帰国生としての就活談 ①

今月で僕が就職のために帰国してから13年になります。

就職活動は僕にとってちょっと苦い経験でしたが、6月を機にもう一度振り返ってみたいと思います。 

就活で辛かったこと

最初の60社以上不合格:当時は就職氷河期だったとはいえ、これほど落ちるとは思っていませんでした。

人格を否定された感:僕の場合、学校で成績はいつも上位で、新卒当時すでにTOEIC990点や英検1級合格を勉強なしで達成していたこともあり、実力にはある程度自信がありました。もし僕が成績悪くて犯罪歴があって髪を青く染めていてガムを噛みながら面接を受けていたら、いくつ落ちても納得していましたが、成績が良くて真面目に取り組んでいただけに余計に痛かったですし、落ち続ける理由が分からなくて迷いました。そのうち「受からないのは人として好かれないからか…人格がダメなのか」と思うようになり、それで自信を無くすという悪循環に陥ってしまいました。

・また、僕はもともとシャイだったため、面接で自分のことを打ち明けたりアピールするにはちょっと勇気がいりました。それで頑張って心を開いたらほぼ全滅したので、そういう背景もあって自信を失ってしまったのだと思います。

日本人の面接官には全敗:僕が面接まで進めたのは計20回ほどでしたが、面接官がアメリカ人のときは3勝0敗、日本人の時は0勝17敗でした。もちろん僕はどの面接も同じように全力で挑んでいたので、「どうして自分の国の人にこれだけ嫌われなければいけないのか」とも思ったりしました。(よく帰国子女は日本嫌いと思われるようですが、少なくとも僕の場合はむしろ片思いみたいなものですね。)

支えの無さ:当時は帰国したばかりで、日本には友達も知り合いもほとんどいない状況でしたし、周りの人は僕が就職できないのを見て「すねかじり」などと呼んだり就職を諦めたほうがいいと言ったりで、あまり支えはなかったですね。

 

上記に並行して、日常生活では逆カルチャーショック(日本に対するカルチャーショック)、逆ホームシック(友達は海外にいたため)、ストレスによる体調不良、14年ぶりの(よりによって2005年の冬は記録的な寒冬でした)などもあり、就活は想像していた以上に大変な時期でした。

 

13年後、就活経験を振り返ってみて

今でも少し引きずっている部分があるかもしれませんが、結果自体については今はもっと冷静に振り返ることができると思います。

当時の僕は帰国したばかりで、自分を「一人の個人」としては自己分析できていたと思いますが、「日本」というコンテキストの中でどのような人であるか(自分が他の日本人の学生と比較してどのように、どれくらい違っているか)を自覚していなかったと思います。例えば、僕は他の帰国子女に比べても考え方やスキルが「国際化」(いわゆる浦島太郎化)していたと思いますし、日本語と英語のバランスも逆でしたが、自分が例外であるという意識があまりなかったと思います。
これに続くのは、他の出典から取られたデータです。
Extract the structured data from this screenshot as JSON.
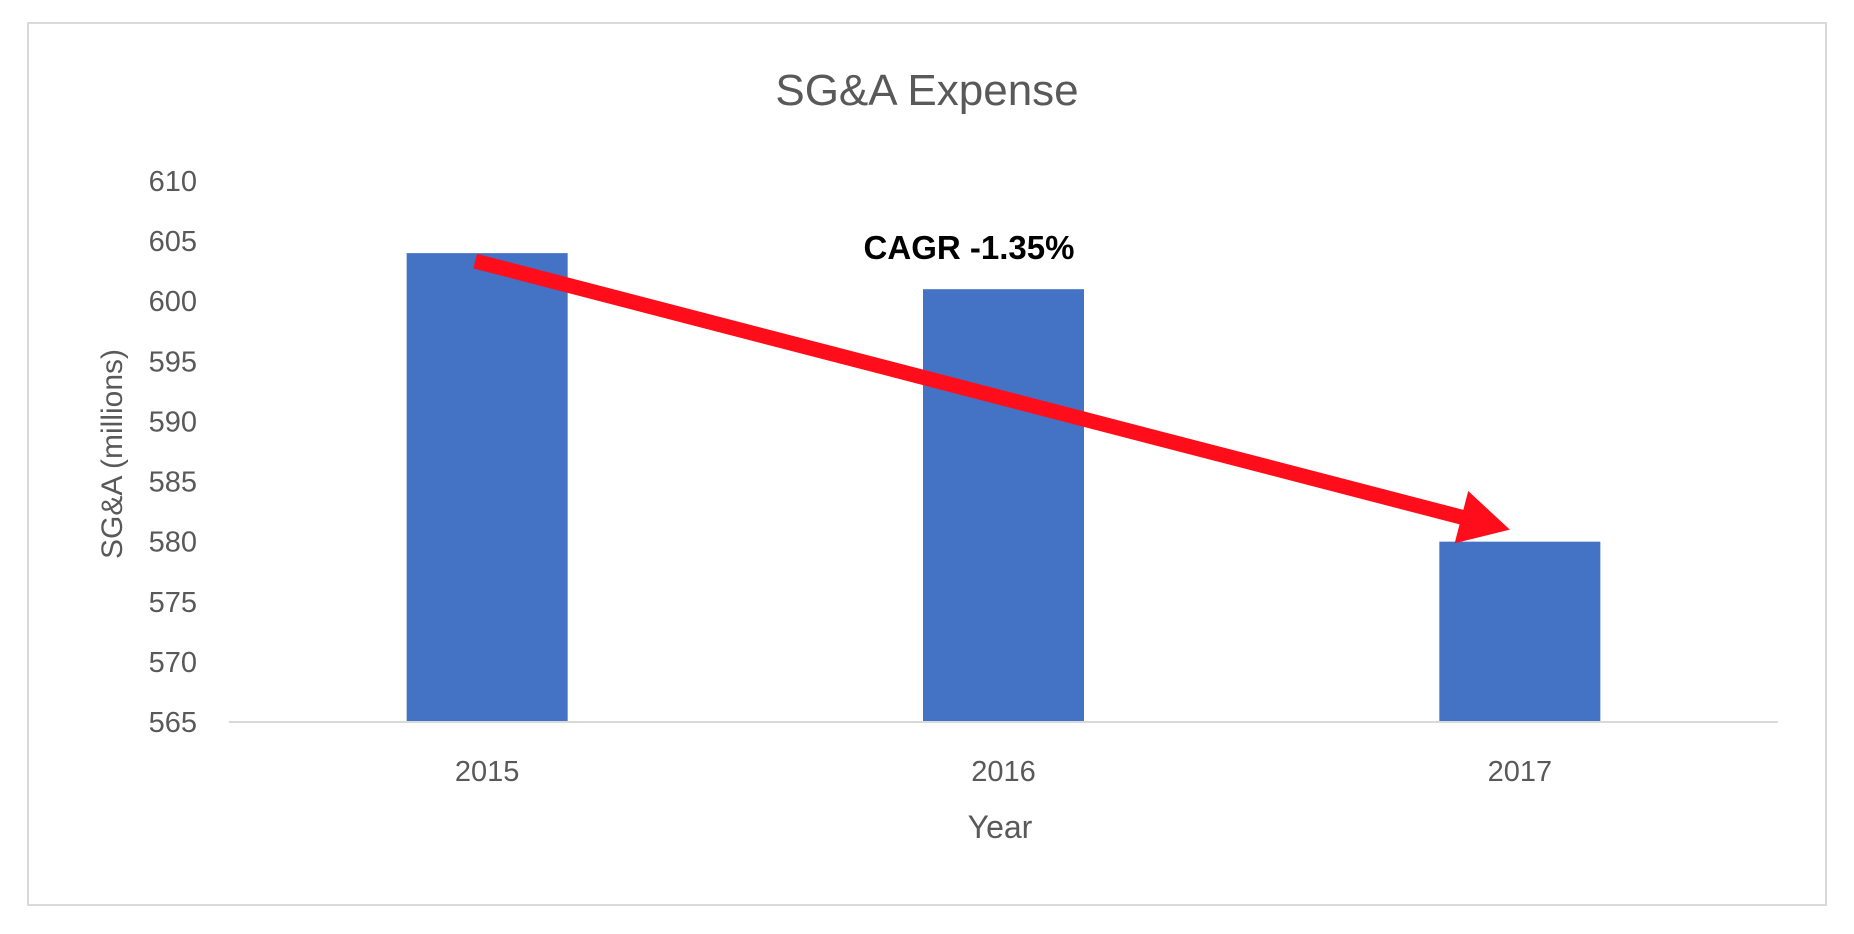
{
  "chart_data": {
    "type": "bar",
    "title": "SG&A Expense",
    "xlabel": "Year",
    "ylabel": "SG&A (millions)",
    "categories": [
      "2015",
      "2016",
      "2017"
    ],
    "values": [
      604,
      601,
      580
    ],
    "ylim": [
      565,
      610
    ],
    "yticks": [
      610,
      605,
      600,
      595,
      590,
      585,
      580,
      575,
      570,
      565
    ],
    "grid": false,
    "legend": "none",
    "annotation": {
      "text": "CAGR -1.35%",
      "arrow_from": {
        "category": "2015",
        "value": 604
      },
      "arrow_to": {
        "category": "2017",
        "value": 580
      }
    },
    "colors": {
      "bar": "#4472c4",
      "arrow": "#ff0d1a",
      "text": "#595959",
      "annotation_text": "#000000",
      "axis": "#d9d9d9",
      "frame": "#d9d9d9"
    }
  }
}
また、日本の文化にも慣れていなく、日本における帰国子女に対する思いや「ネイティブ」という条件などもよく理解していませんでした。

決して就活を甘く見たつもりはありませんが、「日本に適応する」という面でもっと準備ができたのではないかと思いますし、その不足が面接などで表面化したのだと思います。

 

なので、他の理由もあったと思いますが、もし僕が自分のこと、そして日本のことをもっとよく分かっていれば、結果は違っていたかもしれないと思います。